The 2-D DCT block can be found in CVST. Set the 8x8 constant matrix to all ‘1’s so that all DCT coefficients are transmitted without distortion. Now run the model and confirm correct

output. This is straight through, so no distortion should be expected. If any of the 8x8 constant matrix is set to ‘0’, then corresponding DCT coefficients are discarded and resulting decoded   image is degraded (maybe visually noticeable or not, depending on which coefficients are

discarded). Experience this and find out from the output.

Amend the model from to give a numerical display of PSNR (PSRN block is available from  CVST) and measure the PSNR for different scenes. Now introduce some approximation into the system by setting some elements of the constant matrix (e.g. the upper triangle) to zero.

Observe the image quality. Produce a plot of the PSNR values and comment on the subjective image quality

2.3.   DCT with different numbers of coefficients

For this part the input image should remain constant. Ideally the image should be full of content. Carefully fix the camera position if the camera is allowed to move then your results maybe

invalid.  Use the Simulink model above to calculate the variation in PSNR for different

numbers of horizontal and vertical DCT coefficients. For example, the following two types of matrix:

Type-I: (upper-left triangle with “1” and lower-right triangle with “0”),


With representation: [1 1 1 1 1 1 1 0; 1 1 1 1 1 1 0 0; 1 1 1 1 1 0 0 0; 1 1 1 1 0 0 0 0; 1 1 1 0 0 0 0 0; 1 1 0 0 0 0 0 0; 1 0 0 0 0 0 0 0; 0 0 0 0 0 0 0 0]

You can start with single ‘1’ in the top-left (set the rest to ‘0’); then add the second diagonal ‘1’s; … and so on; to fully 15 diagonal lines of ‘1’s. Measure the PSNR of each case (on the same fixed scene) to compare the effect. You can also explore the effect by adding ‘1’s

gradually from top-left corner in zigzag – similar to the quality control used in JPEG coding.

Type-II: (upper-left triangle with “0” and lower-right triangle with “1”), rarely used in any scheme, only to appreciate the high frequency elements.


With representation: [0 0 0 0 0 0 0 0; 0 0 0 0 0 0 0 1; 0 0 0 0 0 0 1 1; 0 0 0 0 0 1 1 1; 0 0 0 0 1 1 1 1; 0 0 0 1 1 1 1 1; 0 0 1 1 1 1 1 1; 0 1 1 1 1 1 1 1]

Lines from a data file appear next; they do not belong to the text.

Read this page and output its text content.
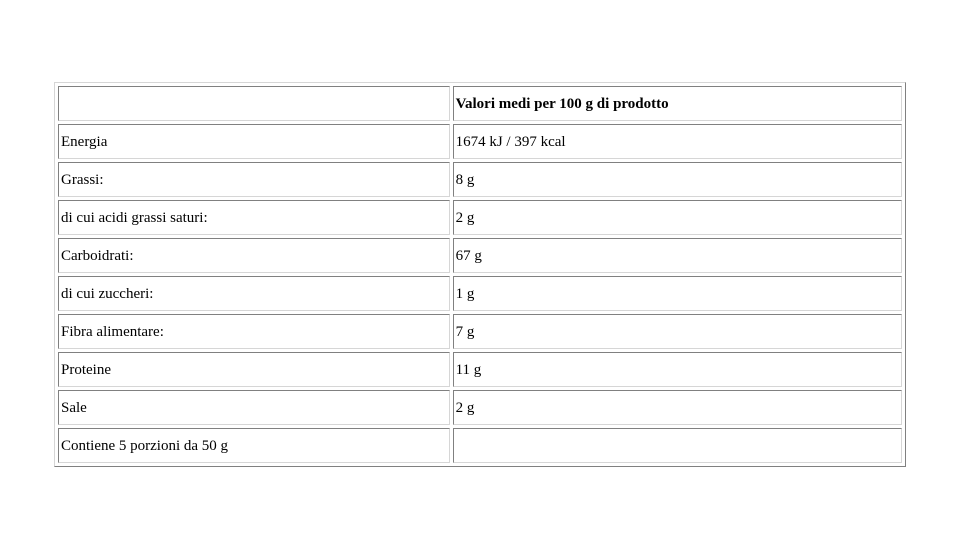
	Valori medi per 100 g di prodotto
Energia	1674 kJ / 397 kcal
Grassi:	8 g
di cui acidi grassi saturi:	2 g
Carboidrati:	67 g
di cui zuccheri:	1 g
Fibra alimentare:	7 g
Proteine	11 g
Sale	2 g
Contiene 5 porzioni da 50 g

Vary the number of diagonal lines of “1” to see the effect in this type of matrix. Plot PSNRs against the number of coefficients (or diagonal ‘1’s), observe the effect.

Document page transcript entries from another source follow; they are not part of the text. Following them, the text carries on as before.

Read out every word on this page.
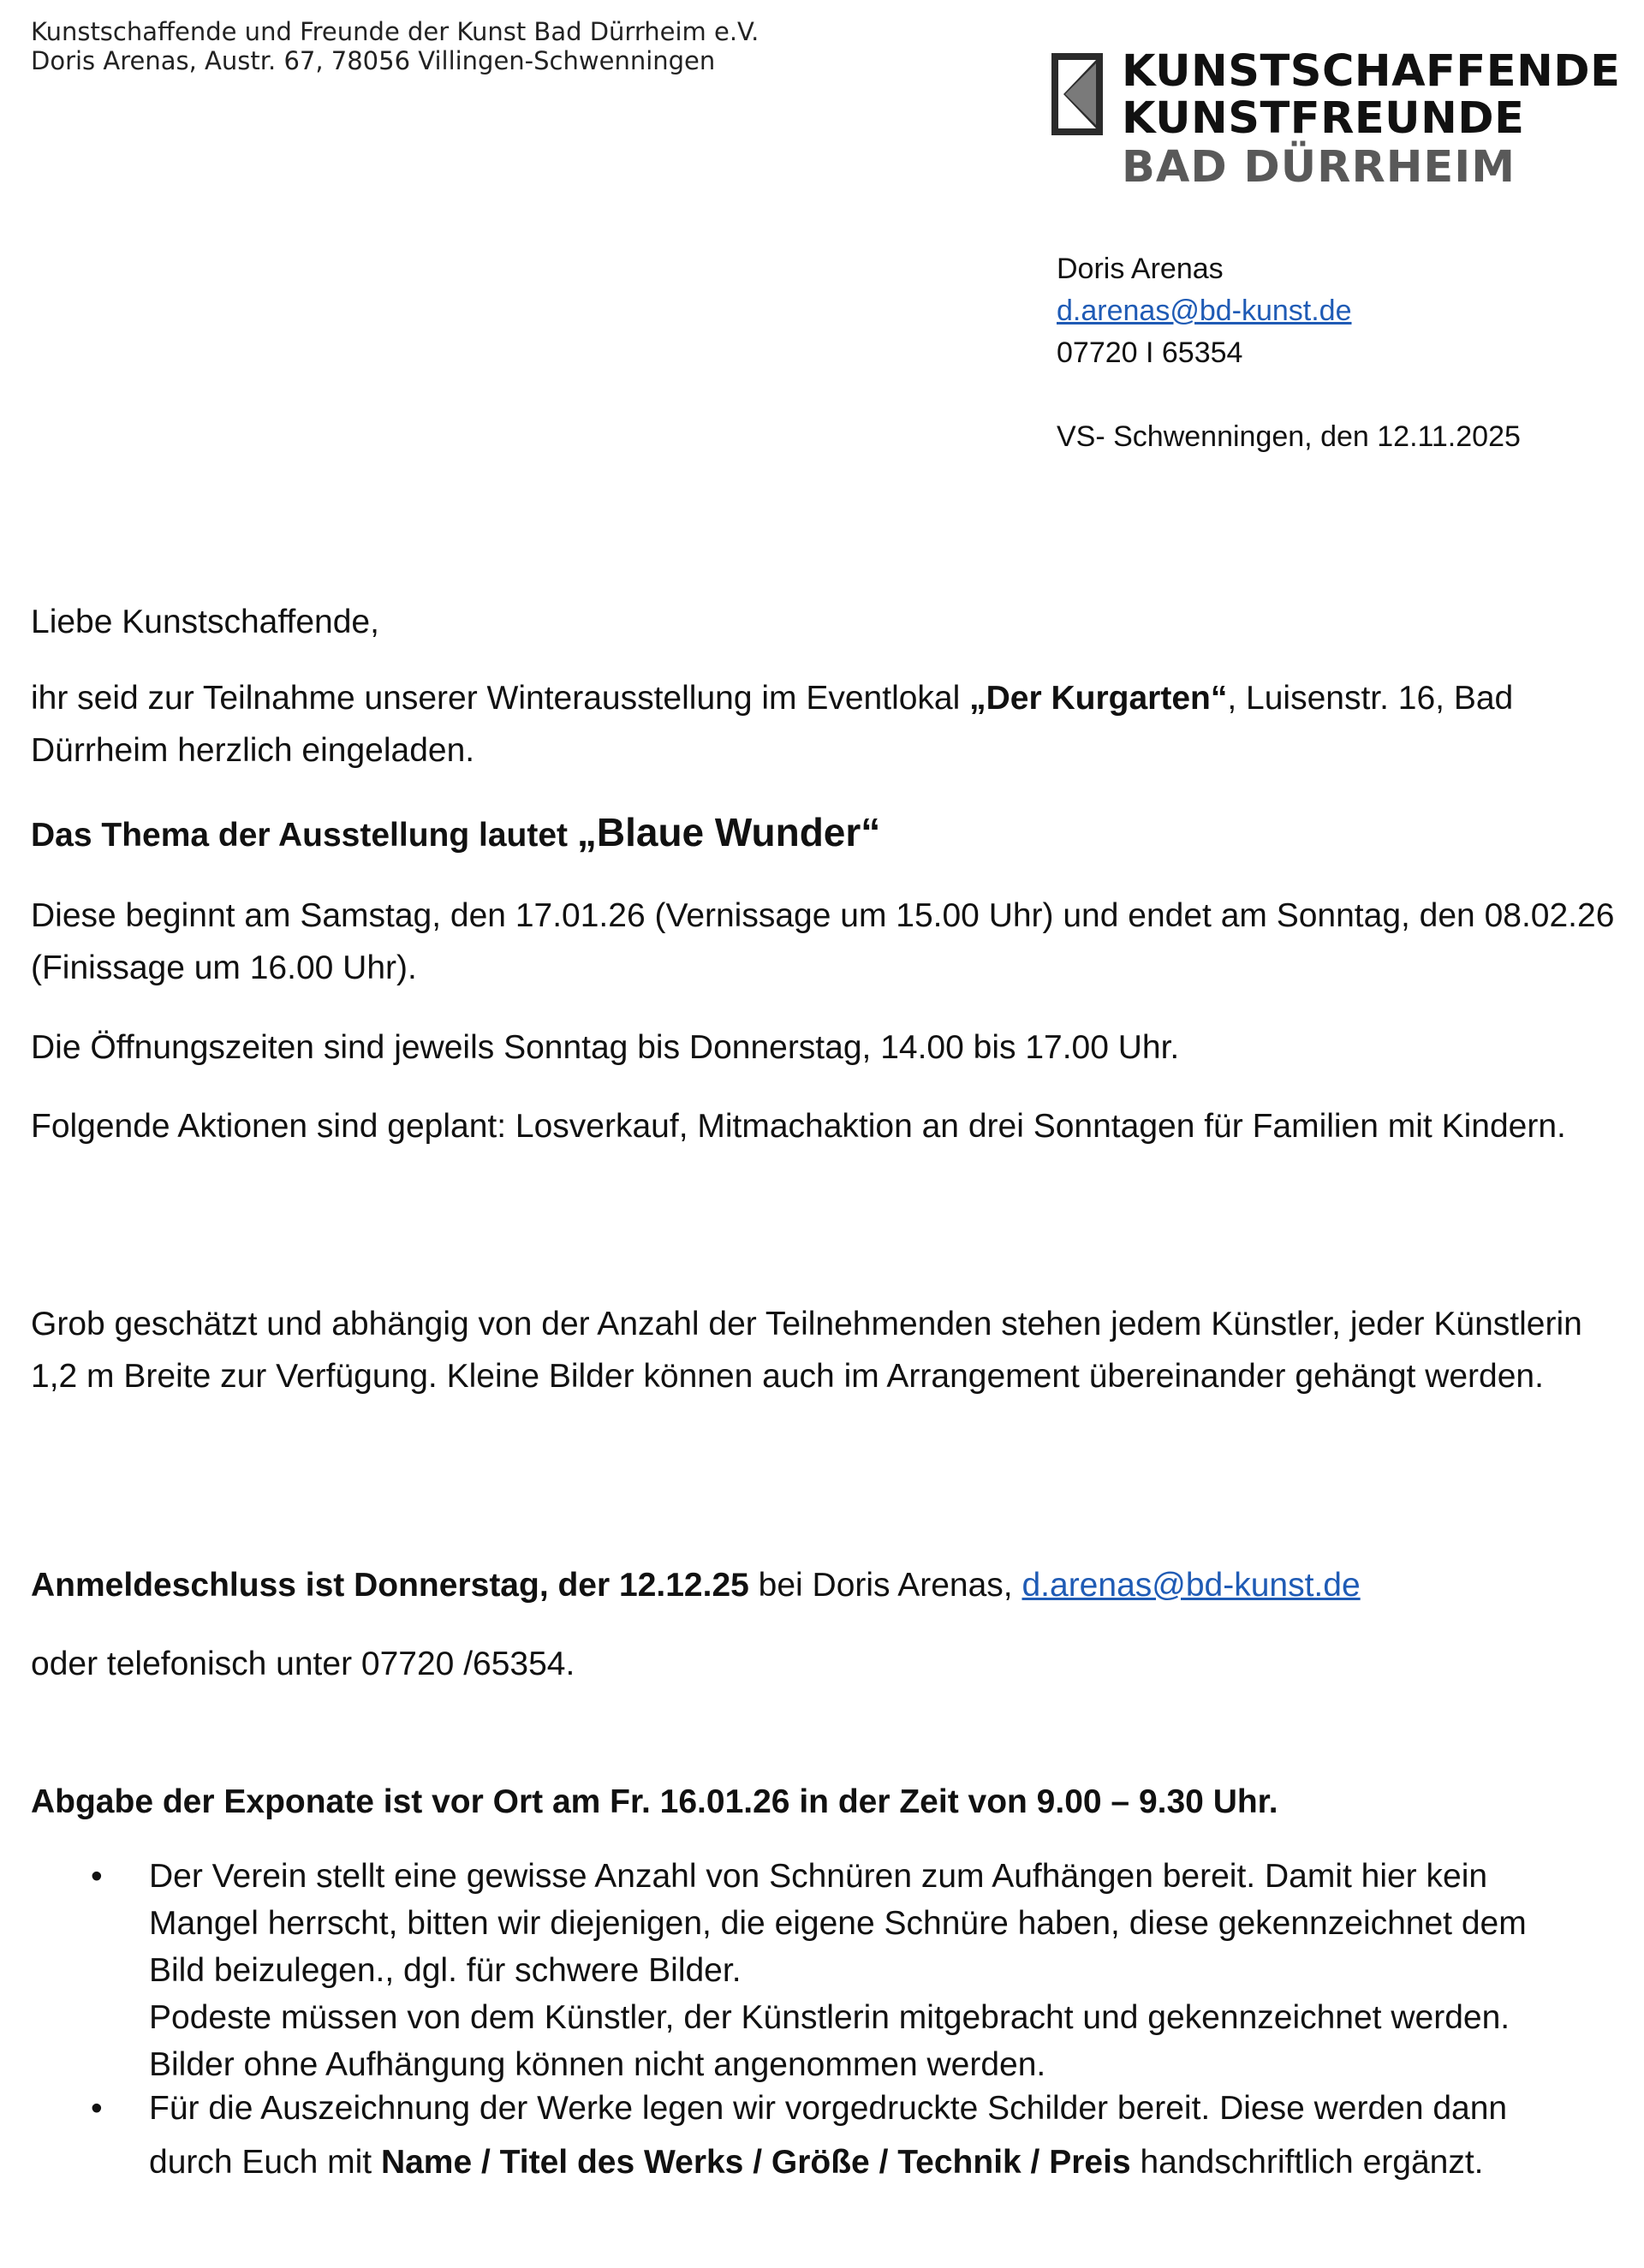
Kunstschaffende und Freunde der Kunst Bad Dürrheim e.V.
Doris Arenas, Austr. 67, 78056 Villingen-Schwenningen	KUNSTSCHAFFENDE
KUNSTFREUNDE
BAD DÜRRHEIM
Doris Arenas
d.arenas@bd-kunst.de
07720 I 65354
VS- Schwenningen, den 12.11.2025
Liebe Kunstschaffende,
ihr seid zur Teilnahme unserer Winterausstellung im Eventlokal „Der Kurgarten“, Luisenstr. 16, Bad Dürrheim herzlich eingeladen.
Das Thema der Ausstellung lautet „Blaue Wunder“
Diese beginnt am Samstag, den 17.01.26 (Vernissage um 15.00 Uhr) und endet am Sonntag, den 08.02.26 (Finissage um 16.00 Uhr).
Die Öffnungszeiten sind jeweils Sonntag bis Donnerstag, 14.00 bis 17.00 Uhr.
Folgende Aktionen sind geplant: Losverkauf, Mitmachaktion an drei Sonntagen für Familien mit Kindern.
Grob geschätzt und abhängig von der Anzahl der Teilnehmenden stehen jedem Künstler, jeder Künstlerin 1,2 m Breite zur Verfügung. Kleine Bilder können auch im Arrangement übereinander gehängt werden.
Anmeldeschluss ist Donnerstag, der 12.12.25 bei Doris Arenas, d.arenas@bd-kunst.de
oder telefonisch unter 07720 /65354.
Abgabe der Exponate ist vor Ort am Fr. 16.01.26 in der Zeit von 9.00 – 9.30 Uhr.
• Der Verein stellt eine gewisse Anzahl von Schnüren zum Aufhängen bereit. Damit hier kein Mangel herrscht, bitten wir diejenigen, die eigene Schnüre haben, diese gekennzeichnet dem Bild beizulegen., dgl. für schwere Bilder.
Podeste müssen von dem Künstler, der Künstlerin mitgebracht und gekennzeichnet werden. Bilder ohne Aufhängung können nicht angenommen werden.
• Für die Auszeichnung der Werke legen wir vorgedruckte Schilder bereit. Diese werden dann durch Euch mit Name / Titel des Werks / Größe / Technik / Preis handschriftlich ergänzt.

You could also experiment other types of matrix such as varying the number of vertical columns of “1” or the number of horizontal rows of “1” .

2.4.   DFT-based coding (optional)

If time permits repeat section 2.3 of this experiment using the Discrete Fourier Transformation   (DFT). The 2-D FFT block is in CVST. Is this transformation as effective when the coefficients are selected as before?

2.5.   Effect of horizontal or vertical coefficients (optional)

If time permits repeat section 2.3 of this experiment but with the coefficients in horizontal or vertical rows (instead of diagonal ones), or in mirror-image sets, as the one shown below for example. Again, these are rarely used in practice, only to appreciate the effect.


3.  Reporting

Produce a brief report up to 6 pages (excluding cover page and appendix) summarising your

experiments (sections 1.3 and 2.3), observations, key results and conclusions. Describe your

modification to measure and display PSNR. Present clear plots of PSNR for different numbers of coefficients. Discuss the reason for any difference in the number of coefficients needed in the

horizontal and vertical directions. Suggest the most effective coding transformation based on your results. Additional results can be included in Appendix.

Suggested structure:

Cover page with course/experiment, name and registration number

1.   Introduction (e.g. objectives and applications)

2.   Experiments (sections 1.3 and 2.3), results and analysis

3.   General discussion and conclusions

Submit your report (preferably in pdf file) to the Blackboard before the deadline. Please name your report file meaningfully, e.g. DCTlab-xxxxxxx.pdf, where xxxxxxx is your ID number.